Nazanin Zaghari-Ratcliffe at her parents’ home after temporary release from Evin Prison, Tehran, Iran, March 17, 2020


The UK has acknowledged a £400 million debt to Iran from the 1970s, raising hope for Tehran’s release of Anglo-Iranian political prisoner Nazanin Zaghari-Ratcliffe.

Defence Secretary Ben Wallace said for the first time that he is seeking to pay the £400 million, which arose from non-delivery of Chieftain tanks ordered by the Shah of Iran before he was removed by the 1979 Islamic Revolution.

Wallace recognized the issue in a letter to lawyers for Zaghari-Ratcliffe, a charity worker seized by Iranian officials in April 2016 as she and her infant daughter were about to leave the country after a visit to relatives.

The lawyers claimed in a seven-page last week that the Johnson Government was stalling over the debt through “every possible legal objection to payment” and failure “to engage in constructive dialogue with Tehran”. It accused Ministers of “playing politics with the lives of British citizens”.

International arbitration in 2008 ruled the UK owed the money, but lawyers for International Military Services, the Defence Ministry’s now-defunct arms sales agency, have questioned both the size of the debt and if it was payable.

See UK Fear of US Holding Up Iran’s Release of Political Prisoner Zaghari-Ratcliffe — Lawyers

Wallace responded in his letter, “With regard to IMS Ltd and the outstanding legal dispute the government acknowledges there is a debt to be paid and continues to explore every legal avenue for the lawful discharge of that debt.”

However, the payment may continue to be held up by European Union or US sanctions.

A court hearing, repeatedly postponed, is scheduled for November 4. Zaghari-Ratcliffe’s lawyers have noted that this is the day after the US Presidential election.

Zaghari-Ratcliffe’s husband Richard Ratcliffe said:

This is the first response we have ever had to any of the letters we have written to the different defence secretaries, so I am grateful to Mr Wallace for engaging with us directly. I appreciate him responding and setting out his personal position that the IMS debt should be paid.

We would still like to meet him – to understand what is the way forward and to understand what practical avenues the MoD has explored over settling the debt, even through humanitarian supplies since this was something the US state department previously told us they thought would be fine in terms of sanctions.

I’d also like to understand at a basic level what is going on.

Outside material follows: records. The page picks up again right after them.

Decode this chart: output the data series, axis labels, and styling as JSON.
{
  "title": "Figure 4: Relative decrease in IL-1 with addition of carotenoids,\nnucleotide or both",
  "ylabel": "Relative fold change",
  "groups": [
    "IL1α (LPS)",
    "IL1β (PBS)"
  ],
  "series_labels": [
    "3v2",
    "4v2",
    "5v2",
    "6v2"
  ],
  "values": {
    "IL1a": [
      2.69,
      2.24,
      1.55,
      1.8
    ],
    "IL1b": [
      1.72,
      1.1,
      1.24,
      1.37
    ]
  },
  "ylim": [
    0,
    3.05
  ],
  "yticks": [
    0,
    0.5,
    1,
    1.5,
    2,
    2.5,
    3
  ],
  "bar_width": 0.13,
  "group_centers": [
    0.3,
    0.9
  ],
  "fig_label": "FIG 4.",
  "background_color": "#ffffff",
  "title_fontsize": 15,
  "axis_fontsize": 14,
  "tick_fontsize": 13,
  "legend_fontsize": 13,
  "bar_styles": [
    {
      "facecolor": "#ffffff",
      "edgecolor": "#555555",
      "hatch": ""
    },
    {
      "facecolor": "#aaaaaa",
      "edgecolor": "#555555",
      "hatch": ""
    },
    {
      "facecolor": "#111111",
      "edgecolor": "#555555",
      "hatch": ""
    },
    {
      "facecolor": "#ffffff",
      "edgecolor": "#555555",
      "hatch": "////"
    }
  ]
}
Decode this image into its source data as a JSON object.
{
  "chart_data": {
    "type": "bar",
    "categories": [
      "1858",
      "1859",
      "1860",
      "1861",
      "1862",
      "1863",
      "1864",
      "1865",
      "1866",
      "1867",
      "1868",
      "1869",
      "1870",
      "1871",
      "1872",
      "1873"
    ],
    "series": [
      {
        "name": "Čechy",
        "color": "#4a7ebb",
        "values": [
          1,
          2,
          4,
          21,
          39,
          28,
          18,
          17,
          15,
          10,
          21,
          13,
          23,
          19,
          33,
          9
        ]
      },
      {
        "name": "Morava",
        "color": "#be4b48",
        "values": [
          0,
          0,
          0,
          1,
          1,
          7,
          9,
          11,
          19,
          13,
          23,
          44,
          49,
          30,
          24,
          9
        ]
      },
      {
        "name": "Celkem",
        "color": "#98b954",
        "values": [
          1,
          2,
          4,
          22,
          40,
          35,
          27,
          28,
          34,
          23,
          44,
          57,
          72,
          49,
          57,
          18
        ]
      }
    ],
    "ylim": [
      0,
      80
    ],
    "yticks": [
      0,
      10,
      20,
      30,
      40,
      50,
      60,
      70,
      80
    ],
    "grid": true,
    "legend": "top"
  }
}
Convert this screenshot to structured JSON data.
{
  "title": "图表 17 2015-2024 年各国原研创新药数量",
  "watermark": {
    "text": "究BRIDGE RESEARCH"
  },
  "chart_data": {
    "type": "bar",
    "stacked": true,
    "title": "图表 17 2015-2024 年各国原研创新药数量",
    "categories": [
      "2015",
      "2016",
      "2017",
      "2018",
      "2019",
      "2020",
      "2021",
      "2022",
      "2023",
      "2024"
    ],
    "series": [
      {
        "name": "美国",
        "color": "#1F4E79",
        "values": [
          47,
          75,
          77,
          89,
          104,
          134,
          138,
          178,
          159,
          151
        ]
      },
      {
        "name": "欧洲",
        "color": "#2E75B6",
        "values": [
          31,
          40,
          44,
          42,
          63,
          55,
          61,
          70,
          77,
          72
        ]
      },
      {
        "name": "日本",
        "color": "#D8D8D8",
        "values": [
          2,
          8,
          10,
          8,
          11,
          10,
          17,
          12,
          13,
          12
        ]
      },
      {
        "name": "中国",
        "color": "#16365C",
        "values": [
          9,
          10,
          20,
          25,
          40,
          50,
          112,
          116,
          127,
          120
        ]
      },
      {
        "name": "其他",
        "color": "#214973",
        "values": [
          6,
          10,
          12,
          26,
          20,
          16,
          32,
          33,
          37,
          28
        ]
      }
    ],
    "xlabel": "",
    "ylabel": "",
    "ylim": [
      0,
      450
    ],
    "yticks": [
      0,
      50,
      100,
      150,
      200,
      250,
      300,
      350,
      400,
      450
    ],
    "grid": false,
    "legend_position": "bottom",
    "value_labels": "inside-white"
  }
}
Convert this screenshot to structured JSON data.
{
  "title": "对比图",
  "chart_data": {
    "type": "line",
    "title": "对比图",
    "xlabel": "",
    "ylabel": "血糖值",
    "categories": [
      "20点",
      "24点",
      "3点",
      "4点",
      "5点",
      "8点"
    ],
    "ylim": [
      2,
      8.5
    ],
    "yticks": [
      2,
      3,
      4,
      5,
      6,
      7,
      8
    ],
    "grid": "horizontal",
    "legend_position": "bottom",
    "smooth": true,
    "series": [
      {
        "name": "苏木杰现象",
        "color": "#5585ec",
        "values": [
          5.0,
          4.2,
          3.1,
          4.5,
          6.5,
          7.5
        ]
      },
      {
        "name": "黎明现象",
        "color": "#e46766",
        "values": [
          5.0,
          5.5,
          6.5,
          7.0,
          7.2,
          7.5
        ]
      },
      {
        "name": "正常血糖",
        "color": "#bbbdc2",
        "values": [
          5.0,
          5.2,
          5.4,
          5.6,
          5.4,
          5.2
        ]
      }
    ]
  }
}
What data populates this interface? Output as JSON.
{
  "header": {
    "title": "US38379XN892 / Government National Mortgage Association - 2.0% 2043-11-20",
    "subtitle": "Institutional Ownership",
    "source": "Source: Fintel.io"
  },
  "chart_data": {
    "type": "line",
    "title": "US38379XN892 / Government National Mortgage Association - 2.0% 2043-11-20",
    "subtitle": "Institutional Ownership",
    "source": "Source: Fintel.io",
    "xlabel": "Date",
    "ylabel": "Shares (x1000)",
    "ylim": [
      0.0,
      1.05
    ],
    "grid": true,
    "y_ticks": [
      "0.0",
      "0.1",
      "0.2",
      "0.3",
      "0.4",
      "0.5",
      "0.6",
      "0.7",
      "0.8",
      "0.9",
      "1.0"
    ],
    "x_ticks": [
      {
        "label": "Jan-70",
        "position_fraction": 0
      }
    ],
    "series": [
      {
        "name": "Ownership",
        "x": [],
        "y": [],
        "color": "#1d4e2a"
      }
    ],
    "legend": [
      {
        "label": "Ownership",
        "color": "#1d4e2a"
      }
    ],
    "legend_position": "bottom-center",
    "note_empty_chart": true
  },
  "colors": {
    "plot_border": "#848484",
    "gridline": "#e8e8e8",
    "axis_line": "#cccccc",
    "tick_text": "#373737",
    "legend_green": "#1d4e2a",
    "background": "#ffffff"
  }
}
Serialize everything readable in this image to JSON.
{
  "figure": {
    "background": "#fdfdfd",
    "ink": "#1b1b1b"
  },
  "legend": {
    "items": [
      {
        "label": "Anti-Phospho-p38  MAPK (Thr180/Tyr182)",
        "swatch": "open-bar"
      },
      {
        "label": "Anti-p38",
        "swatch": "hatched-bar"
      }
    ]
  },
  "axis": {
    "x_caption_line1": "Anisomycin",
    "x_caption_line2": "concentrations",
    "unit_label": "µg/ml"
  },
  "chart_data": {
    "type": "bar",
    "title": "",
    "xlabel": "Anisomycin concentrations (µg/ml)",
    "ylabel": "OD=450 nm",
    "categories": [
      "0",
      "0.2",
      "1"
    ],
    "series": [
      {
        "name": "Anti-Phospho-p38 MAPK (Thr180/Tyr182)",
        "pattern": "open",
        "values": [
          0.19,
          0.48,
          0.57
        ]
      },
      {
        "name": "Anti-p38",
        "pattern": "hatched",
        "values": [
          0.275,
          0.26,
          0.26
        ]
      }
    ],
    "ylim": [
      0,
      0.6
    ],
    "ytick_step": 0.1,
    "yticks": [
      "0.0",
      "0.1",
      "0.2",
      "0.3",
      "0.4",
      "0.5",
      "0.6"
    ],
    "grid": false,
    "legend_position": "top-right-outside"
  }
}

The Prime Minister, the Defence Secretary and a lot of other ministers are all on record saying they want this solved. It is not clear, then, who can be blocking this.

Zaghari-Ratcliffe was sentenced to five years in prison for “espionage”. Iranian authorities have never presented evidence in a public hearing for the allegation, although Iranian State TV tried to claim she is guilty because she worked for a BBC program training journalists.

The charity worker was released on temporary furlough in March amid Iran’s Coronavirus outbreak. She is under effective house arrest at her mother’s Tehran residence.